Breaking the Pledge: Why is the LSE yet to Divest?

Why has the LSE broken its pledge on divestment?

The recent decision by Kings to fully divest from fossil fuels and armaments by 2022 has once again raised the issue of divestment within the zeitgeist of London students, and highlighted the stagnation of progress on the issue here at LSE. Despite the deeply alarming conclusions of climate scientists, amongst them the venerable Lord Stern and the Grantham institute both based at the school, LSE has failed to lend itself either to the movement, or its principles.

Divestment is mobilisation around the  aim of ending investment in fossil fuels and other destructive industries. So far $2.3trn have been divested from the fossil fuel industry. LSE positions itself at the forefront of social justice issues, and yet in its divestment avoidance is failing to support the abandonment of investments in processes that will lead to the destruction of the entire planet.

The school, in fact, already pledged in November 2015 to divest from tobacco, armaments, tar sands and coal, in a statement that read “The School will seek to progressively reduce its investment in funds which indirectly place its endowment in companies significantly engaged in the extraction of thermal coal and tar sands.” Yet, more than a year later, evidence provided by LSE indicates that the school is still heavily invested in these industries. Information obtained through FOI requests shows that LSE’s funds are invested in companies such as Exxon Mobil, Imperial Oil and BP, which all mine tar sands, as well as BNP and Rio Tinto which mine coal. Further examination of JP Morgan Investment holdings showed investments in BP and Shell. Despite widescale consensus on the damaging effects of both tar sands and coal, the school has exhibited no sense of urgency. And despite frequent meetings of both the investment and ethics committee, and persistent accompanying pressure by students at said meetings, the school is dragging its feet with no clear signs of a severance as yet.

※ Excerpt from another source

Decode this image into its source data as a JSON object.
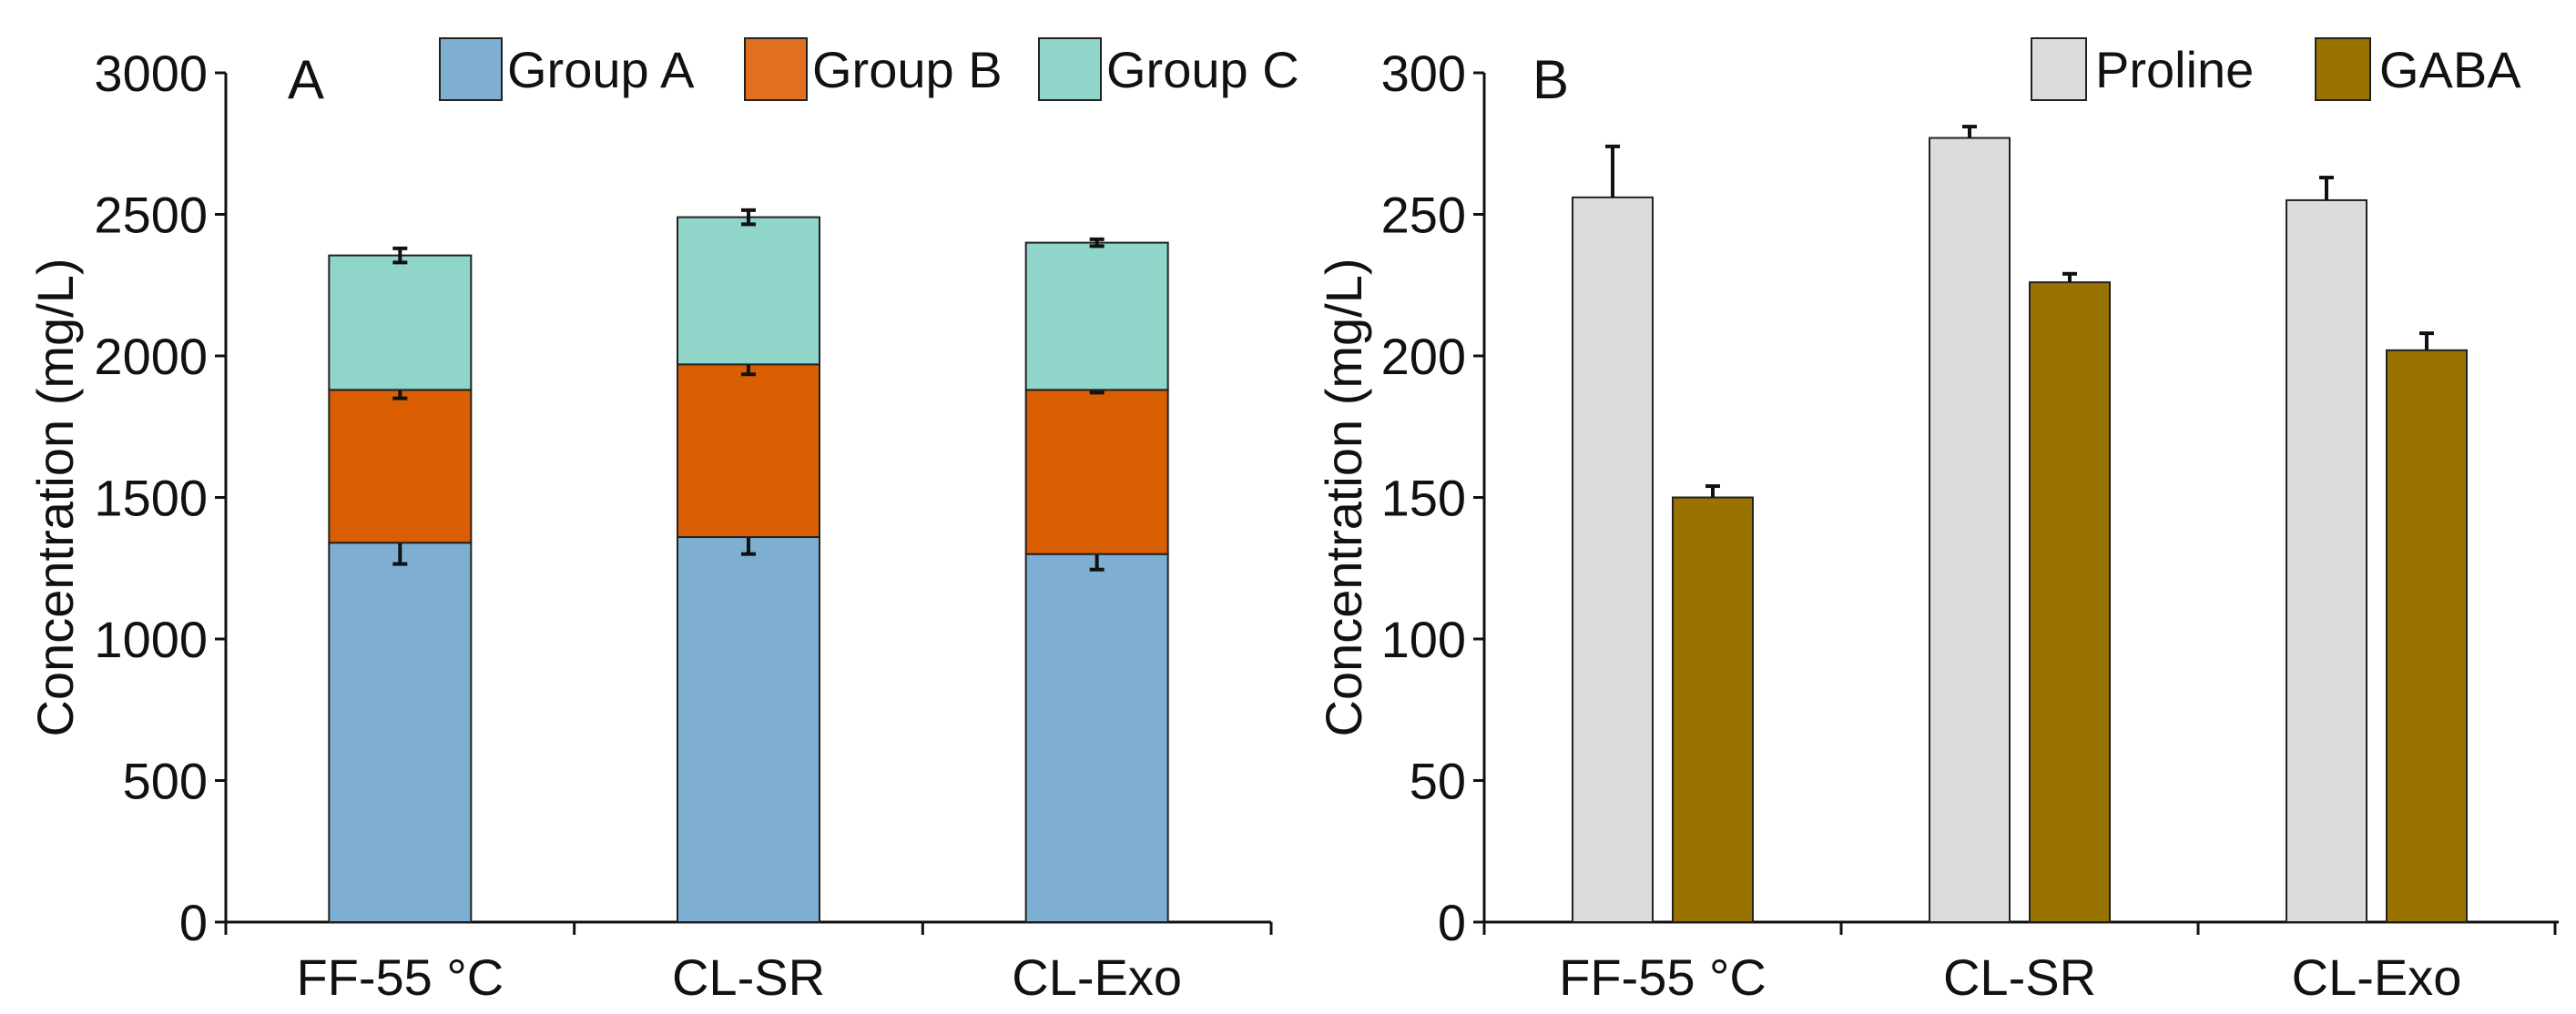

Whilst clearly committing to dropping arms investments is welcome news, the divorce from environmental responsibility is deeply worrying. If a university which has publicly committed to a moderate programme of divestment, and that publishes information corroborating the necessity of doing so is not delivering, the hope of halting the impending apocalypse seems fleeting.

Though the endowment of the school might remain in relative terms, a “small figure”, the symbolic ramifications of divestment would be exponential. By refusing even to publicly support the notion of divestment, the school is hindering a process which is necessary to salvaging our collective future.

Once more the opportunity to manifest the conclusions of its own academic research has been passed up by the school. Perhaps even more damningly the school, through its failure to commit to its pledges and absence of transparency is failing in its democratic commitments, and obscuring its social role.